Tommy started his job with Sun MicroSystems immediately after graduation, and the set-up was cushy. He was earning $60,000 a year right out of college, and the business was riding the dot-com investment wave and didn’t have a clear plan for him. Within six months, however, the 2001 dot-com bust meant massive layoffs. Tommy was last person hired and was, therefore, the first person let go. He found himself working retail in the Tyson’s Corner mall. “I was working three jobs trying to make the salary that I was earning before, and I wasn’t,” he remembers.
One day, Tommy’s car broke down on the way to work. “I realized later that I spent more on a taxi fare to show up for my job than I made at work that day,” recalls Tommy. “The next day, I shared the story with my uncle, and he saw an opportunity. He knew he had me in the right spot; he could leverage me for a job offer.”
That’s how Tommy found himself at the family’s property management business. He quickly thrived and excelled. It was 2001, and the internet was still a mystery to most small businesses. Tommy helped his uncles get online, build a website and get employees their own email addresses. “When I got there, they had one email address for the whole company,” laughs Tommy. “It was something like firstname.lastname@example.org. So I started modernizing the business, yet I really wanted to be doing business development and eventually my uncles gave me an opportunity to sell our services and acquire new customers. I developed strategies and a competitive edge. I got to an almost 90% close ratio with clients and added nearly 2,000 accounts over the next 15 years.”
“So many good lessons came from my time there,” nods Tommy. “And of course, they brought me into their network, which was a powerful edge for my own business when I started my own entrepreneurial endeavor.”

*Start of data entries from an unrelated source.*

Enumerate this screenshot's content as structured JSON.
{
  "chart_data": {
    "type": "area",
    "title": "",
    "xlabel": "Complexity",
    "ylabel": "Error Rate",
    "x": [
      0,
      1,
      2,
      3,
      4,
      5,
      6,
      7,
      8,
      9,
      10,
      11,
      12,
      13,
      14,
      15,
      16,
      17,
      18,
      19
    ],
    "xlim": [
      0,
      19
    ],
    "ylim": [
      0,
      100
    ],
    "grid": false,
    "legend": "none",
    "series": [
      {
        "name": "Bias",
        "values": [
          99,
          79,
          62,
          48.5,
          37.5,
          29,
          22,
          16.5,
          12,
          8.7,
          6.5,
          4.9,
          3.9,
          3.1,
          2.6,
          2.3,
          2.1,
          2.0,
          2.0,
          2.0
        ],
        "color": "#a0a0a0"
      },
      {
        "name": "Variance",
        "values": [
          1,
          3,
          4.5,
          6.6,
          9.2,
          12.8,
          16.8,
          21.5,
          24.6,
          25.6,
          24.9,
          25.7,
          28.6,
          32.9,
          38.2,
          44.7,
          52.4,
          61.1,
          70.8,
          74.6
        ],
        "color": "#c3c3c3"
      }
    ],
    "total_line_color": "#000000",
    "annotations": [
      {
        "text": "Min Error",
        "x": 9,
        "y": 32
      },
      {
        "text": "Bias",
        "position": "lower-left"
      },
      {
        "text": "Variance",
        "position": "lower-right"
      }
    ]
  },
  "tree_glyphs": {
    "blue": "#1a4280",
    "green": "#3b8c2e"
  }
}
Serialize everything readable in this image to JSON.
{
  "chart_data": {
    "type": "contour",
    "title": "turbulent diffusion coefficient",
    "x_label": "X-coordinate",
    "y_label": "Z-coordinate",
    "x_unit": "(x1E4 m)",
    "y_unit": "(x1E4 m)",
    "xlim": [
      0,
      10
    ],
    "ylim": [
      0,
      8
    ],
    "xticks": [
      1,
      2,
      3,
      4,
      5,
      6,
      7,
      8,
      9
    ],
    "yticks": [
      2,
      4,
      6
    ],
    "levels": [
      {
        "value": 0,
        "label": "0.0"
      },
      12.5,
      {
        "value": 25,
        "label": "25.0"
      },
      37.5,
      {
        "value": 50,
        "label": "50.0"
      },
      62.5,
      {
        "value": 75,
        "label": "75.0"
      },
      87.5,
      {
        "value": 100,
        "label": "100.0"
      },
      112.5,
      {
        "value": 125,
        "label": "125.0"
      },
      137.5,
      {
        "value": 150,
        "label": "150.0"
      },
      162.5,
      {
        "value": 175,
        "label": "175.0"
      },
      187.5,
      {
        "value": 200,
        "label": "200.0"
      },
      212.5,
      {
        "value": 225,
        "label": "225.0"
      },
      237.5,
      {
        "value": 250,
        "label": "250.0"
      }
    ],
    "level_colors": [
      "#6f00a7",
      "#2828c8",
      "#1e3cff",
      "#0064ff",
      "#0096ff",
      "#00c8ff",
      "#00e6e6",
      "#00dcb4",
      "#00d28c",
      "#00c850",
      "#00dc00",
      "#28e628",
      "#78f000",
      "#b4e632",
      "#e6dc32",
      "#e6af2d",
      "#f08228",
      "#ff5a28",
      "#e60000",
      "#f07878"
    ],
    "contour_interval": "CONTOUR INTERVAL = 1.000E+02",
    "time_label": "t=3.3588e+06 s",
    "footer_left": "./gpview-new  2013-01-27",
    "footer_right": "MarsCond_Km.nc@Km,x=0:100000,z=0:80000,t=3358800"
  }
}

As a manager of others, Tommy believes in servant leadership. “I approach my team from the standpoint of, ‘What can I do to help you be successful?’” explains Tommy. “Their success leads to my success. And I believe a good leader has a vision—what to march toward. There’s got to be a destination worth going for. You typically don’t climb a mountain unless you want to be at the top of that mountain, so setting a good vision for what you want to do and supporting people in their success, that’s my version of leadership.”
To young people entering the working world today, Tommy advises to minimize time trying to please others. “Spend more time on fulfilling activities for yourself,” he encourages. “I don’t mean don’t care about others, yet devote yourself to activities that will lead to more mutually fulfilling relationships over time.”
Tommy still makes adventure a priority in his life today. He and his wife recently bought land in Maine, where they built a tiny house on the cliffs overlooking the ocean. They take their kids on hikes in Acadia National Park, skiing in the Rockies, and wherever life’s trails lead them. While he’s always worked hard for success, he also inherited a bit of his mothers’ free spiritedness. “She defines her own rules for the universe,” Tommy smiles. “My mom believes in magic. She is magic, and she believes in not overly structuring life. We made up this acronym together, T.I.M.E., which means ‘There Is Magic Everywhere’. There are so many things that happen around us that seem like coincidences, and yet we should pay attention to those signs in life. I call it magic, yet it’s also an expression of gratitude.”